When introducing a new system, a commonly adopted method in recent IT implementation projects involves first conducting a Proof of Concept (PoC) on a small scale to evaluate whether the system can address the client's challenges. If the PoC gives a GO decision, a pilot project is then conducted to verify the system from a business perspective. If the expected benefits seem achievable, the system is fully implemented and released. This approach to IT implementation projects, where a PoC is conducted initially, has been in practice for the past five to ten years. Prior to this period, when I was actively involved in system implementations, it was more common to carry out a small-scale pilot project as an initial validation step. If the pilot was successful, the system would then be fully implemented.
Observing the current mainstream approach of starting with a PoC, I feel that my experience may be becoming outdated. On the other hand, while this method is effective for traditional systems where a verification environment for the PoC can be built quickly and cost-effectively, it may not work well for projects involving the development of in-house AI models.
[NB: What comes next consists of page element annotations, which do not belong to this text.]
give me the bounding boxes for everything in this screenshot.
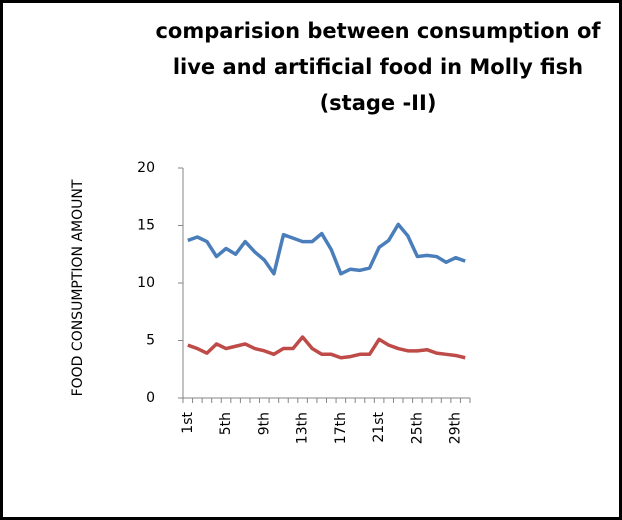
x-tick-label: 21st	[371, 412, 387, 443]
x-tick-label: 13th	[295, 412, 311, 444]
x-tick-label: 9th	[256, 412, 272, 435]
y-tick-label: 0	[146, 390, 155, 406]
y-tick-label: 15	[137, 218, 155, 234]
x-tick-label: 17th	[333, 412, 349, 444]
series-line	[187, 335, 466, 360]
x-tick-label: 25th	[409, 412, 425, 444]
y-tick-label: 20	[137, 160, 155, 176]
y-axis-label: FOOD CONSUMPTION AMOUNT	[70, 179, 86, 396]
y-tick-label: 10	[137, 275, 155, 291]
chart: FOOD CONSUMPTION AMOUNT 0 5 10 15 20 1st 5th 9t…	[70, 160, 471, 444]
series-line	[187, 222, 466, 276]
chart-title: comparision between consumption of live …	[155, 19, 601, 115]
x-tick-label: 1st	[180, 412, 196, 434]
x-tick-label: 29th	[448, 412, 464, 444]
y-tick-label: 5	[146, 333, 155, 349]
x-tick-label: 5th	[218, 412, 234, 435]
In such cases, developing the AI model itself becomes the task of the PoC stage, which contradicts the original intent of a PoC. This significant concern arose about two years ago when I began examining the possibility of using AI to streamline the creation of clinical trial protocols.
The reason for this is simple: it is neither quick nor inexpensive to develop an AI model that can secure a GO decision at the PoC stage. If a satisfactory AI model were to be completed during the PoC, the AI development would essentially be finished, with only the addition of the necessary UI and AI training phases remaining. In other words, the AI would be completed by the end of the PoC. However, reaching this point requires considerable budget and time. The worst-case scenario is investing significant funds to create an AI model, only to have it fail the PoC, rendering the entire effort futile and deviating completely from the original purpose of a quick and low-cost PoC.
I was stuck after thinking this far, I sought the opinion of an acquaintance knowledgeable in AI, who simply responded, "Yes, that's right."
For instance, to consider building an AI model to support the optimization of clinical trial protocols by training it on data from ClinicalTrials.gov. The estimated cost for this AI model's development, including data cleaning, is approximately USD 280k. If one opts to purchase pre-cleaned data to avoid the hassle, the cost increases to about USD 380k to 450k. This is far beyond what one would typically allocate for a PoC.
The prudent approach, then, is to purchase an off-the-shelf AI model and adapt your processes to fit the model to some extent. This approach allows for small-scale pilot projects and the validation of new workflows, similar to traditional IT implementations.
In conclusion, not everything needs to be approached with a PoC. Utilizing packaged software for pilot projects is also a viable option.